Another form of marital privilege are the two spousal privileges:

  1. The privilege not to be called as a witness against a current spouse; and
  2. The privilege not to testify against a current spouse.

The spousal privileges only apply during the marriage itself, and are only held by the testifying spouse. Thus, the other spouse cannot ever prevent a spouse from testifying against them, except when a spouse or former spouse seeks to testify to confidential marital communications.

46
Q

Privileges - Exam Approach

A

Discuss in this order:

  1. Who can claim the privilege?
  2. Is the communication confidential or intended to be confidential?
  3. Who is included within the privilege?
  4. Has the privilege been waived or terminated?
47
Q

Attorney-Client Privilege - Generally

A

If someone consults with a person whom they reasonably believe to be an attorney, the privilege attaches to communications between them.

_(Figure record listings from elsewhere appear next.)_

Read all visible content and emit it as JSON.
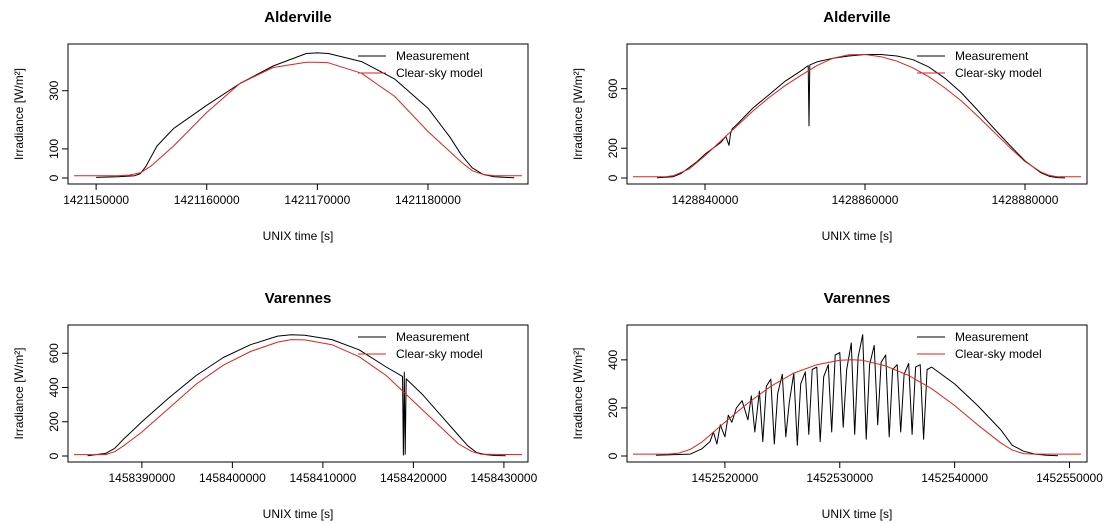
{
  "chart_data": [
    {
      "type": "line",
      "title": "Alderville",
      "xlabel": "UNIX time [s]",
      "ylabel": "Irradiance [W/m²]",
      "xlim": [
        1421148000,
        1421188500
      ],
      "ylim": [
        0,
        440
      ],
      "xticks": [
        1421150000,
        1421160000,
        1421170000,
        1421180000
      ],
      "yticks": [
        0,
        100,
        300
      ],
      "grid": false,
      "legend": "top-right",
      "series": [
        {
          "name": "Measurement",
          "color": "#000000",
          "x": [
            1421150000,
            1421152000,
            1421153500,
            1421154000,
            1421154500,
            1421155500,
            1421157000,
            1421160000,
            1421163000,
            1421166000,
            1421169000,
            1421170000,
            1421171000,
            1421174000,
            1421177000,
            1421180000,
            1421182000,
            1421183000,
            1421184000,
            1421185000,
            1421186000,
            1421187000,
            1421187800
          ],
          "y": [
            2,
            4,
            8,
            15,
            40,
            110,
            170,
            250,
            325,
            385,
            428,
            430,
            428,
            400,
            340,
            240,
            140,
            80,
            35,
            12,
            4,
            2,
            1
          ]
        },
        {
          "name": "Clear-sky model",
          "color": "#dd2222",
          "x": [
            1421148000,
            1421152000,
            1421153000,
            1421154000,
            1421155000,
            1421157000,
            1421160000,
            1421163000,
            1421166000,
            1421169000,
            1421170000,
            1421171000,
            1421174000,
            1421177000,
            1421180000,
            1421183000,
            1421184000,
            1421185000,
            1421186000,
            1421187000,
            1421188500
          ],
          "y": [
            8,
            8,
            10,
            18,
            42,
            110,
            225,
            325,
            380,
            398,
            398,
            396,
            360,
            280,
            160,
            55,
            25,
            12,
            8,
            8,
            8
          ]
        }
      ]
    },
    {
      "type": "line",
      "title": "Alderville",
      "xlabel": "UNIX time [s]",
      "ylabel": "Irradiance [W/m²]",
      "xlim": [
        1428831000,
        1428887000
      ],
      "ylim": [
        0,
        860
      ],
      "xticks": [
        1428840000,
        1428860000,
        1428880000
      ],
      "yticks": [
        0,
        200,
        600
      ],
      "grid": false,
      "legend": "top-right",
      "series": [
        {
          "name": "Measurement",
          "color": "#000000",
          "x": [
            1428834000,
            1428836000,
            1428837000,
            1428838000,
            1428839000,
            1428840000,
            1428841000,
            1428842000,
            1428842600,
            1428843000,
            1428843200,
            1428843400,
            1428844000,
            1428846000,
            1428848000,
            1428850000,
            1428852000,
            1428852900,
            1428853000,
            1428853100,
            1428854000,
            1428856000,
            1428858000,
            1428860000,
            1428862000,
            1428864000,
            1428866000,
            1428868000,
            1428870000,
            1428872000,
            1428874000,
            1428876000,
            1428878000,
            1428880000,
            1428882000,
            1428883000,
            1428884000,
            1428885000
          ],
          "y": [
            2,
            8,
            30,
            70,
            110,
            160,
            200,
            240,
            280,
            220,
            300,
            330,
            360,
            470,
            560,
            650,
            720,
            755,
            350,
            760,
            780,
            805,
            820,
            830,
            830,
            820,
            795,
            745,
            670,
            575,
            460,
            340,
            225,
            115,
            35,
            12,
            3,
            1
          ]
        },
        {
          "name": "Clear-sky model",
          "color": "#dd2222",
          "x": [
            1428831000,
            1428835000,
            1428836000,
            1428838000,
            1428840000,
            1428842000,
            1428844000,
            1428846000,
            1428848000,
            1428850000,
            1428852000,
            1428854000,
            1428856000,
            1428858000,
            1428860000,
            1428862000,
            1428864000,
            1428866000,
            1428868000,
            1428870000,
            1428872000,
            1428874000,
            1428876000,
            1428878000,
            1428880000,
            1428882000,
            1428883000,
            1428884000,
            1428887000
          ],
          "y": [
            8,
            8,
            15,
            60,
            150,
            250,
            350,
            450,
            540,
            620,
            690,
            755,
            805,
            828,
            830,
            815,
            785,
            740,
            680,
            605,
            520,
            420,
            315,
            210,
            110,
            40,
            18,
            8,
            8
          ]
        }
      ]
    },
    {
      "type": "line",
      "title": "Varennes",
      "xlabel": "UNIX time [s]",
      "ylabel": "Irradiance [W/m²]",
      "xlim": [
        1458382500,
        1458432000
      ],
      "ylim": [
        0,
        730
      ],
      "xticks": [
        1458390000,
        1458400000,
        1458410000,
        1458420000,
        1458430000
      ],
      "yticks": [
        0,
        200,
        400,
        600
      ],
      "grid": false,
      "legend": "top-right",
      "series": [
        {
          "name": "Measurement",
          "color": "#000000",
          "x": [
            1458384000,
            1458386000,
            1458387000,
            1458388000,
            1458390000,
            1458393000,
            1458396000,
            1458399000,
            1458402000,
            1458405000,
            1458406500,
            1458408000,
            1458411000,
            1458414000,
            1458417000,
            1458418800,
            1458418900,
            1458419000,
            1458419100,
            1458419200,
            1458421000,
            1458423000,
            1458425000,
            1458426000,
            1458427000,
            1458428000,
            1458429000,
            1458430200
          ],
          "y": [
            2,
            15,
            45,
            100,
            200,
            340,
            470,
            575,
            650,
            700,
            708,
            705,
            680,
            620,
            520,
            465,
            5,
            490,
            10,
            450,
            360,
            240,
            120,
            60,
            20,
            8,
            3,
            1
          ]
        },
        {
          "name": "Clear-sky model",
          "color": "#dd2222",
          "x": [
            1458382500,
            1458386000,
            1458387000,
            1458388000,
            1458390000,
            1458393000,
            1458396000,
            1458399000,
            1458402000,
            1458405000,
            1458406500,
            1458408000,
            1458411000,
            1458414000,
            1458417000,
            1458420000,
            1458423000,
            1458425000,
            1458426500,
            1458427500,
            1458432000
          ],
          "y": [
            8,
            8,
            25,
            60,
            140,
            280,
            420,
            530,
            610,
            665,
            680,
            678,
            650,
            580,
            470,
            320,
            170,
            70,
            25,
            10,
            8
          ]
        }
      ]
    },
    {
      "type": "line",
      "title": "Varennes",
      "xlabel": "UNIX time [s]",
      "ylabel": "Irradiance [W/m²]",
      "xlim": [
        1452512000,
        1452551000
      ],
      "ylim": [
        0,
        520
      ],
      "xticks": [
        1452520000,
        1452530000,
        1452540000,
        1452550000
      ],
      "yticks": [
        0,
        200,
        400
      ],
      "grid": false,
      "legend": "top-right",
      "series": [
        {
          "name": "Measurement",
          "color": "#000000",
          "x": [
            1452514000,
            1452517000,
            1452518000,
            1452518700,
            1452519000,
            1452519300,
            1452519600,
            1452520000,
            1452520300,
            1452520600,
            1452521000,
            1452521500,
            1452522000,
            1452522300,
            1452522600,
            1452523000,
            1452523300,
            1452523600,
            1452524000,
            1452524300,
            1452524600,
            1452525000,
            1452525300,
            1452525600,
            1452526000,
            1452526300,
            1452526600,
            1452527000,
            1452527300,
            1452527600,
            1452528000,
            1452528300,
            1452528600,
            1452529000,
            1452529300,
            1452529600,
            1452530000,
            1452530300,
            1452530600,
            1452531000,
            1452531300,
            1452531600,
            1452532000,
            1452532300,
            1452532600,
            1452533000,
            1452533300,
            1452533600,
            1452534000,
            1452534300,
            1452534600,
            1452535000,
            1452535300,
            1452535600,
            1452536000,
            1452536300,
            1452536600,
            1452537000,
            1452537300,
            1452537600,
            1452538000,
            1452540000,
            1452542000,
            1452544000,
            1452545000,
            1452546000,
            1452547000,
            1452548000,
            1452549000
          ],
          "y": [
            3,
            8,
            30,
            60,
            100,
            50,
            130,
            80,
            170,
            140,
            200,
            230,
            150,
            250,
            100,
            270,
            60,
            290,
            320,
            50,
            260,
            340,
            80,
            220,
            345,
            45,
            300,
            350,
            90,
            360,
            370,
            60,
            330,
            380,
            100,
            420,
            430,
            120,
            360,
            470,
            90,
            410,
            505,
            70,
            380,
            460,
            130,
            390,
            420,
            80,
            360,
            380,
            100,
            340,
            385,
            90,
            370,
            380,
            70,
            360,
            370,
            300,
            210,
            110,
            45,
            20,
            8,
            3,
            1
          ]
        },
        {
          "name": "Clear-sky model",
          "color": "#dd2222",
          "x": [
            1452512000,
            1452515000,
            1452516000,
            1452517000,
            1452518000,
            1452520000,
            1452522000,
            1452524000,
            1452526000,
            1452528000,
            1452530000,
            1452531000,
            1452532000,
            1452534000,
            1452536000,
            1452538000,
            1452540000,
            1452542000,
            1452544000,
            1452545000,
            1452546000,
            1452547000,
            1452551000
          ],
          "y": [
            8,
            8,
            12,
            28,
            58,
            140,
            220,
            290,
            345,
            380,
            398,
            400,
            398,
            375,
            335,
            280,
            210,
            130,
            55,
            25,
            10,
            8,
            8
          ]
        }
      ]
    }
  ]
}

Both the client and the attorney are entitled to assert the privilege, although the privilege belongs ultimately to the client—who is the only one who can waive it.

A waiver of the privilege can be intentional or negligent (failure to claim the privilege). In the event of an inadvertent waiver of the privilege through accidental disclosure, the privileged document must be returned and cannot be referred to in any proceeding.

The presence of any person necessary to the accomplishment of the purpose of the representation, or to assist the client in the communication of the information, is permitted, and the privilege still covers them, so the presumption of confidentiality is not overcome.

48
Q

Judicial Notice - Generally

A

To qualify for judicial notice, the fact must be not subject to reasonable dispute, in that it is:

  1. either generally known within court’s territorial jurisdiction or
  2. capable of accurate and ready determination by resort to unquestioned accurate sources.

Judicial notice may be taken whether requested or not. If taken, the fact is conclusively established in a civil case, but is only an inference in criminal cases.